Performing Threat Intelligence Sharing with MISP
Overview
MISP (Malware Information Sharing Platform) is an open-source threat intelligence platform designed for collecting, storing, distributing, and sharing cybersecurity indicators and threat information. PyMISP is the official Python library for interacting with MISP instances via the REST API, enabling programmatic event creation, attribute management, tag assignment, galaxy cluster attachment, and feed synchronization. This skill covers using PyMISP to create events with structured IOCs (IP addresses, domains, file hashes, URLs), enrich events with MITRE ATT&CK tags, manage sharing groups and distribution levels, search for existing intelligence, and export in STIX 2.1 format for interoperability with other platforms.
When to Use
- When conducting security assessments that involve performing threat intelligence sharing with misp
- When following incident response procedures for related security events
- When performing scheduled security testing or auditing activities
- When validating security controls through hands-on testing
Prerequisites
- MISP instance (v2.4+) with API access enabled
- Python 3.9+ with
pymisp(pip install pymisp) - MISP API key (Settings > Auth Keys)

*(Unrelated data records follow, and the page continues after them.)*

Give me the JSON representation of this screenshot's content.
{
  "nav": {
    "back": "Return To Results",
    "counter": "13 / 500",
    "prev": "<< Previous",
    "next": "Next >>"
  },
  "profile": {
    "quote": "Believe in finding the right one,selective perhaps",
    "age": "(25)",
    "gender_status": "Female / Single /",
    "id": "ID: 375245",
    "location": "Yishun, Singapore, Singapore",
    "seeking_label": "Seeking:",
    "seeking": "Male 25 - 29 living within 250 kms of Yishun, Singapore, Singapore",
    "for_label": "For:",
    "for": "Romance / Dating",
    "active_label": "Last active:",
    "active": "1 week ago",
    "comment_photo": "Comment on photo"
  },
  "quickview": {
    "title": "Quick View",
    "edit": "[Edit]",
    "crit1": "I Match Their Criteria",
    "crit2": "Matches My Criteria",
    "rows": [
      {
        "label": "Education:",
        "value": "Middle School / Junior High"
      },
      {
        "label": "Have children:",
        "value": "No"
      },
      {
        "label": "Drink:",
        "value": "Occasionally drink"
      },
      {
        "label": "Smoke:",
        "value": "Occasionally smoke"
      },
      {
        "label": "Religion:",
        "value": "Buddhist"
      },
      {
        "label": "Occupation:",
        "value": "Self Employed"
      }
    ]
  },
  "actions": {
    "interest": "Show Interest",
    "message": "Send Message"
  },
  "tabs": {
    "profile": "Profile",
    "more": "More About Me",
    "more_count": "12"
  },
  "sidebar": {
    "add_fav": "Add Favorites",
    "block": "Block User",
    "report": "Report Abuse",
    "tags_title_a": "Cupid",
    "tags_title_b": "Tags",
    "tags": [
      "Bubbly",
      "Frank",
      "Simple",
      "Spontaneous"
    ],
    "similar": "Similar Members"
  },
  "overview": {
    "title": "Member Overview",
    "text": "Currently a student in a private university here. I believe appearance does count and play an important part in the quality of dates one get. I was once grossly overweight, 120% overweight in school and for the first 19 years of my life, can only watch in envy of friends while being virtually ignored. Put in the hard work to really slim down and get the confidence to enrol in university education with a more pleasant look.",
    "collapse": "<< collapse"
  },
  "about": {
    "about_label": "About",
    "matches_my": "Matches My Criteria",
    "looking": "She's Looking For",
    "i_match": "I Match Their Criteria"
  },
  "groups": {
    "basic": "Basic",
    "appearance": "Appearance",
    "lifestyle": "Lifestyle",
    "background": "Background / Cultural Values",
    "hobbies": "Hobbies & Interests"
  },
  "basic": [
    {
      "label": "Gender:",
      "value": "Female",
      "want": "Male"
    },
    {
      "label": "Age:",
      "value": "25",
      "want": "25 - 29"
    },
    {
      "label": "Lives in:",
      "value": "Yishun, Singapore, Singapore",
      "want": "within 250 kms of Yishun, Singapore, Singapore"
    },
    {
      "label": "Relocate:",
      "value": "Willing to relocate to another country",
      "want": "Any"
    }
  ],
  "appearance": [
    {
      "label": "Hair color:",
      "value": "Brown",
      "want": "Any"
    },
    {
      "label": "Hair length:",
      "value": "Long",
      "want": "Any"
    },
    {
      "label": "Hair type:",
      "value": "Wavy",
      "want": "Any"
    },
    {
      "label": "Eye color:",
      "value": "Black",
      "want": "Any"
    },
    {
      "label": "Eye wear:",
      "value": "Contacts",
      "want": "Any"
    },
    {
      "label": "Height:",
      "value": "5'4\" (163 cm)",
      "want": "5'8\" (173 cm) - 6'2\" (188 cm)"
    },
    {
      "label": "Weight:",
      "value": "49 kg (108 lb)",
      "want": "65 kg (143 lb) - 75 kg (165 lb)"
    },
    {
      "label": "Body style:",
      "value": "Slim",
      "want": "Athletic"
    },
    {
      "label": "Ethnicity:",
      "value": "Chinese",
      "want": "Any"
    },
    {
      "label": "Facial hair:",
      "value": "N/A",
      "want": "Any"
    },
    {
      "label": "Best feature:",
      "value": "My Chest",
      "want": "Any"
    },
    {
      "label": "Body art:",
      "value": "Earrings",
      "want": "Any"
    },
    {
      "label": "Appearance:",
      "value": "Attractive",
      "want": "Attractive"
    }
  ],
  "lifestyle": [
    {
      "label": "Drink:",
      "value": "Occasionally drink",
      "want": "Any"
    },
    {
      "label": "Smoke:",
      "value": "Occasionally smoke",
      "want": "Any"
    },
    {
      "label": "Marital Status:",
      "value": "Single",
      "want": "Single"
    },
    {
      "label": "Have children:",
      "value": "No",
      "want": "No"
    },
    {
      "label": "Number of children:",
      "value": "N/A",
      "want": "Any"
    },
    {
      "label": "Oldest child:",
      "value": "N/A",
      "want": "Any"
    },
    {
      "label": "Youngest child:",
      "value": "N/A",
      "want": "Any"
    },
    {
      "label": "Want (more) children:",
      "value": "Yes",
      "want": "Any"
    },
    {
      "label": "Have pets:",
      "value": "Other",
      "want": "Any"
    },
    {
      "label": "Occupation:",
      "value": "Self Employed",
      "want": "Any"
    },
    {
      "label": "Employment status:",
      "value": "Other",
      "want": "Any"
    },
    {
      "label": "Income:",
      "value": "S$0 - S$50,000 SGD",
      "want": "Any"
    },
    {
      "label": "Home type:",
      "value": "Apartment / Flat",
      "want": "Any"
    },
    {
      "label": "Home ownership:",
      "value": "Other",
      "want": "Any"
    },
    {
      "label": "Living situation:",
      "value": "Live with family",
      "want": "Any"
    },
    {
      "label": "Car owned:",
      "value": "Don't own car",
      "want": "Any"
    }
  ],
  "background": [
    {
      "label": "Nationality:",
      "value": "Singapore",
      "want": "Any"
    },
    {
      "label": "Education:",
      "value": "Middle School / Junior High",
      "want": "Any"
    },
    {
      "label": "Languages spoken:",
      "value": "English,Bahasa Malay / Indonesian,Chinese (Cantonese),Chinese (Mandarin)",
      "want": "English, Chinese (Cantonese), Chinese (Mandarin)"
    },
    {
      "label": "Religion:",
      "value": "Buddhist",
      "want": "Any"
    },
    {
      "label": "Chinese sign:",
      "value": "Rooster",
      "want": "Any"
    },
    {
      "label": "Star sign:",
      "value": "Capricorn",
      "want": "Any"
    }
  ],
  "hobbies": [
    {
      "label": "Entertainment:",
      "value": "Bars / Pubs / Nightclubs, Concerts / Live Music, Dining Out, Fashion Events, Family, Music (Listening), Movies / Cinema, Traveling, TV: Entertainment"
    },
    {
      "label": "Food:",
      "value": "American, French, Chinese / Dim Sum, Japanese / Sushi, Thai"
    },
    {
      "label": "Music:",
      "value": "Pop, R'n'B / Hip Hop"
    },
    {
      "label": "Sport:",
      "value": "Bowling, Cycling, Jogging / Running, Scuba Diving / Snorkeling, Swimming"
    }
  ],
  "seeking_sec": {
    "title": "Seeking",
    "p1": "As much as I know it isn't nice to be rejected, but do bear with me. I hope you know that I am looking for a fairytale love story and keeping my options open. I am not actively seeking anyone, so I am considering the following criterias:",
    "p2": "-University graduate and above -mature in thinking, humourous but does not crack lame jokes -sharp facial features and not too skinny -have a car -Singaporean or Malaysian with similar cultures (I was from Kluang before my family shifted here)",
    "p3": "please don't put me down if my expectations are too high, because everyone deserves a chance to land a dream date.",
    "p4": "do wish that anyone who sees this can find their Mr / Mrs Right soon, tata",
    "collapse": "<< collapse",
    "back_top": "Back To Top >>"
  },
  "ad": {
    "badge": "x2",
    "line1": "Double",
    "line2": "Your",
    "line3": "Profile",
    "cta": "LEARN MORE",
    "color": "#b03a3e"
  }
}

- Understanding of MISP data model (Events, Attributes, Objects, Tags, Galaxies)
- Knowledge of TLP marking and sharing protocols
Steps
- Install PyMISP:
pip install pymisp - Initialize
ExpandedPyMISP(url, key, ssl=True)connection - Create a
MISPEventwith info, distribution level, threat level, and analysis status - Add attributes via
event.add_attribute(type, value)for IPs, domains, hashes - Apply TLP tags and MITRE ATT&CK technique tags
- Publish the event with
misp.publish(event) - Search existing events with
misp.search(controller='events', value=..., type_attribute=...) - Enable and configure threat feeds for automatic IOC ingestion
- Export events in STIX 2.1 format for cross-platform sharing
- Validate sharing group configuration and sync server settings
Expected Output
A JSON report summarizing events created, attributes added, tags applied, feed sync status, and any correlation hits against existing intelligence, with event IDs and distribution metadata.